The fact that fairy tales are generally about individuals within families, whether these families are perceived as real or as symbols for ego-complexes, continues to intrigue me and be relevant to my research. A close friend and I were once discussing why we were drawn to our somewhat bizarre research topics: she to prostitution, and I to father-daughter incest fairy tales. These things were not part of our life experiences, and yet we got something meaningful out of their study. My friend hypothesized that I was so fascinated by the father-daughter dynamic because within a nuclear family unit in a patriarchal culture, the father-daughter relationship is the most asymmetrical. That is, the father has the most power within the family (itself a model for society), and the daughter has the least power. This relationship, then, reflects a tension that resonates with larger power imbalances within societies. And because I am drawn to patterns, to stark illuminations, this relationship entrances me, and compels me to try to explain its presence in stories that have gone through many redactions and guises.

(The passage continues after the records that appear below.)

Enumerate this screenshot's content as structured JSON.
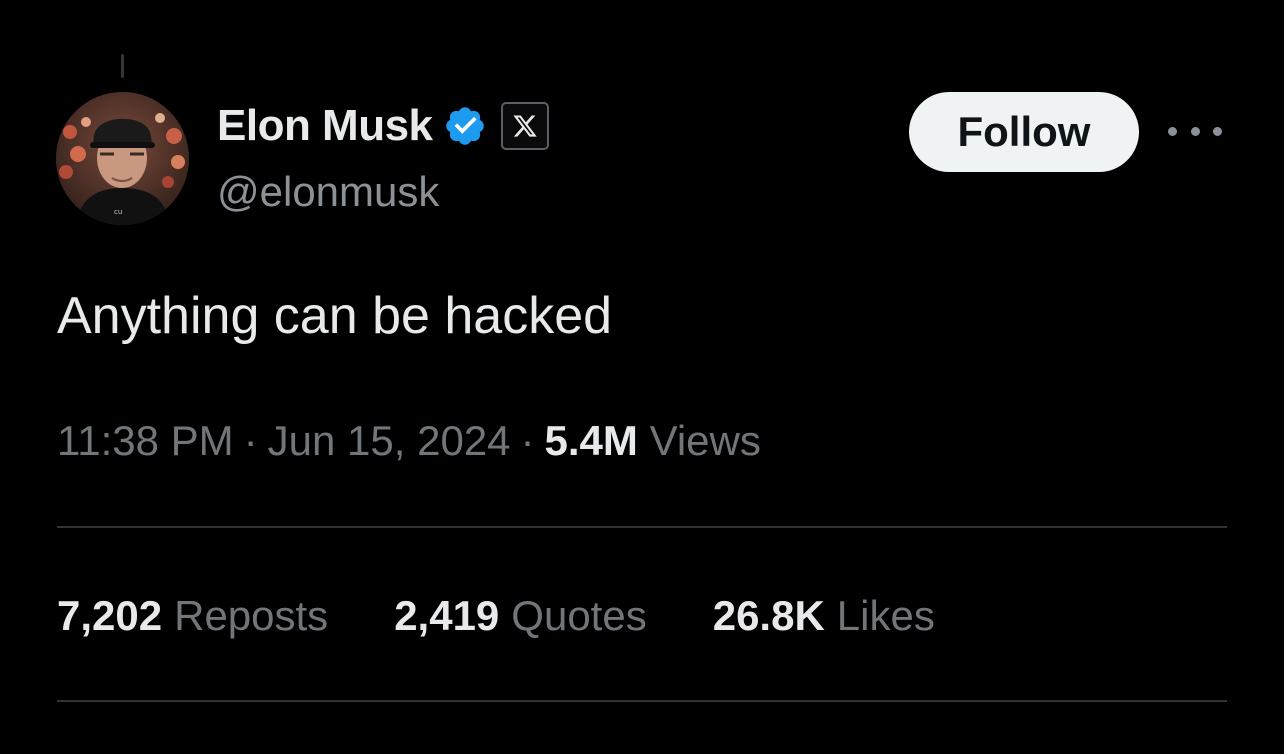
{
  "colors": {
    "background": "#000000",
    "primary_text": "#e7e9ea",
    "secondary_text": "#71767b",
    "verified_blue": "#1d9bf0",
    "follow_button_bg": "#eff3f4",
    "divider": "#2f3336"
  },
  "author": {
    "name": "Elon Musk",
    "handle": "@elonmusk",
    "verified_icon": "verified-badge-icon",
    "affiliate_icon": "x-logo-icon"
  },
  "actions": {
    "follow_label": "Follow",
    "more_icon": "more-horizontal-icon"
  },
  "tweet": {
    "text": "Anything can be hacked",
    "time": "11:38 PM",
    "separator": "·",
    "date": "Jun 15, 2024",
    "views_count": "5.4M",
    "views_label": "Views"
  },
  "stats": {
    "reposts": {
      "count": "7,202",
      "label": "Reposts"
    },
    "quotes": {
      "count": "2,419",
      "label": "Quotes"
    },
    "likes": {
      "count": "26.8K",
      "label": "Likes"
    }
  }
}
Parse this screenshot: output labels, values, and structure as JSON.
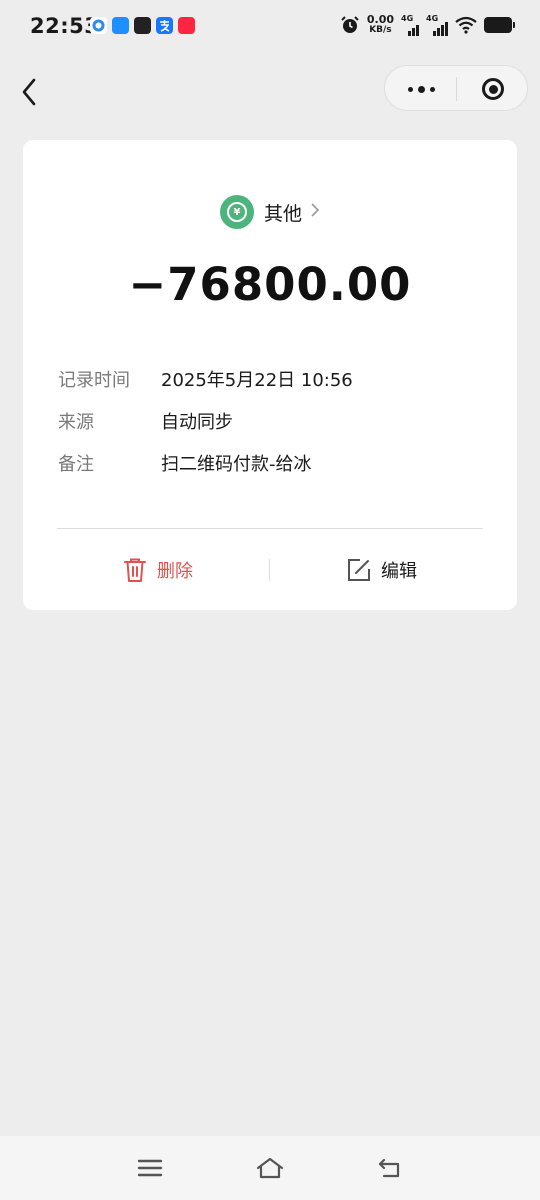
{
  "status_bar": {
    "time": "22:53",
    "net_speed_value": "0.00",
    "net_speed_unit": "KB/s",
    "signal1_label": "4G",
    "signal2_label": "4G",
    "app_icons": [
      "qq-browser-icon",
      "notification-app-icon",
      "news-app-icon",
      "alipay-icon",
      "xiaohongshu-icon"
    ]
  },
  "nav": {
    "back_icon": "chevron-left-icon",
    "more_icon": "more-dots-icon",
    "close_icon": "target-circle-icon"
  },
  "record": {
    "category_label": "其他",
    "category_icon": "yuan-coin-icon",
    "category_color": "#4cb47c",
    "amount": "−76800.00",
    "fields": [
      {
        "key": "记录时间",
        "value": "2025年5月22日 10:56"
      },
      {
        "key": "来源",
        "value": "自动同步"
      },
      {
        "key": "备注",
        "value": "扫二维码付款-给冰"
      }
    ]
  },
  "actions": {
    "delete_label": "删除",
    "delete_color": "#e0524f",
    "edit_label": "编辑"
  },
  "system_nav": {
    "menu_icon": "menu-icon",
    "home_icon": "home-icon",
    "back_icon": "back-arrow-icon"
  }
}
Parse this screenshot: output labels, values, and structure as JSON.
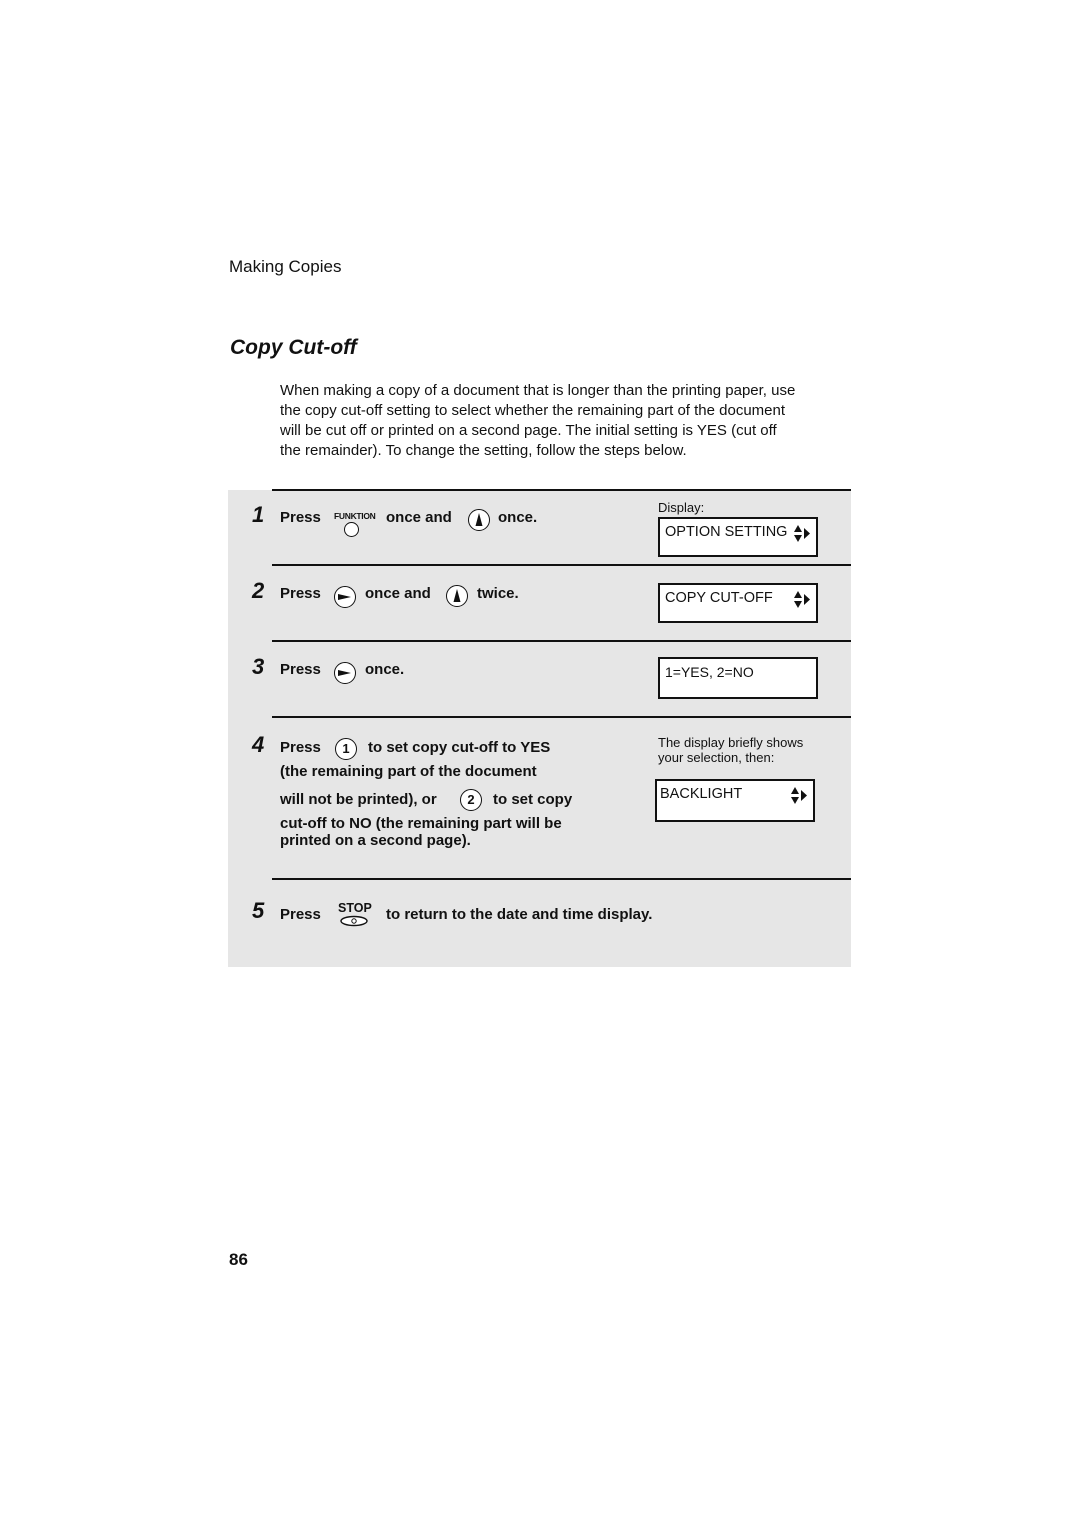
{
  "header": {
    "section": "Making Copies"
  },
  "title": "Copy Cut-off",
  "intro": {
    "lines": [
      "When making a copy of a document that is longer than the printing paper, use",
      "the copy cut-off setting to select whether the remaining part of the document",
      "will be cut off or printed on a second page. The initial setting is YES (cut off",
      "the remainder). To change the setting, follow the steps below."
    ]
  },
  "steps": [
    {
      "number": "1",
      "press": "Press",
      "key1_label": "FUNKTION",
      "mid": "once and",
      "end": "once.",
      "display_label": "Display:",
      "display_text": "OPTION SETTING"
    },
    {
      "number": "2",
      "press": "Press",
      "mid": "once and",
      "end": "twice.",
      "display_text": "COPY CUT-OFF"
    },
    {
      "number": "3",
      "press": "Press",
      "end": "once.",
      "display_text": "1=YES, 2=NO"
    },
    {
      "number": "4",
      "press": "Press",
      "key1": "1",
      "line1_rest": "to set copy cut-off to YES",
      "line2": "(the remaining part of the document",
      "line3_start": "will not be printed), or",
      "key2": "2",
      "line3_end": "to set copy",
      "line4": "cut-off to NO (the remaining part will be",
      "line5": "printed on a second page).",
      "display_note_line1": "The display briefly shows",
      "display_note_line2": "your selection, then:",
      "display_text": "BACKLIGHT"
    },
    {
      "number": "5",
      "press": "Press",
      "key_label": "STOP",
      "end": "to return to the date and time display."
    }
  ],
  "page_number": "86"
}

This explanation works, partially. So does the reason that I am drawn to these tales because they were once ostensibly common in the oral traditions of cultures that speak Indo-European and Semitic languages, yet these tales now have been subsumed under their sister tale, ATU 510A, “Cinderella,” in popularity (a topic I address in the paper I will deliver at the American Folklore Society meeting this year). What is going on with father-daughter incest stories, that they ceased to appear in collections of fairy tales and children’s books and movies, but only recently made a resurgence in retellings by modern American feminist writers of fantasy? This reason is the one I give most often to family members and non-academic friends, because I can use a concrete example, “Cinderella,” to discuss the divergences of “Donkeyskin” in oral tradition and literary retellings. Nevertheless, I can only rely on such explanations for a certain amount of validation. It is rather more difficult to provide a satisfactory account of my interest in the tale when my family takes an active interest in my folklore career, and shows up to hear one of my conference papers. This happened at the California Folklore Society meeting in 2004, which was held at Cal State Northridge, of which both my parents are alumni. Since my parents still live in the area, they not only hosted a bunch of Berkeley folklore students for the weekend, but they also showed up to hear my paper on ATU 510B. That was an interesting experience. I felt that I had to act in a scholarly manner, analyzing my material from as detached a distance as possible, in order not to upset anybody or arouse undue suspicion about my attachment to this tale. My parents were, to their credit, not too alienated either by the topic of my paper or by the overly academic, discipline-specific, and jargon-filled approach I took. The processes of meaning-making and revision, then, had different ramifications for this one conference presentation, as I was concerned about how this paper about relationships would impact my own relationships.

Revising my work on ATU 510B for conference presentation was challenging largely because I had so much to say about the tale, it was difficult to fit it into ten pages or twenty minutes, whichever came first. At the same time, that process helped me to cut out unnecessary quotations and synthesize my thoughts in digestible segments. It is difficult to know where to be brief, and where to expand; it is also interesting for those of us who study artistic communication to think about how we communicate insights about said communication. In sum, this project, born of a fascination with a particular story and revised numerous times, represents various phases in my scholarly development but is also marked by my personal life. There are myriad connections between my academic work and the rest of my life, and this is evident in how and why I study fairy tales, particularly how I am drawn to investigate the ways in which multiple meanings can be understood through attention to different layers of the texts.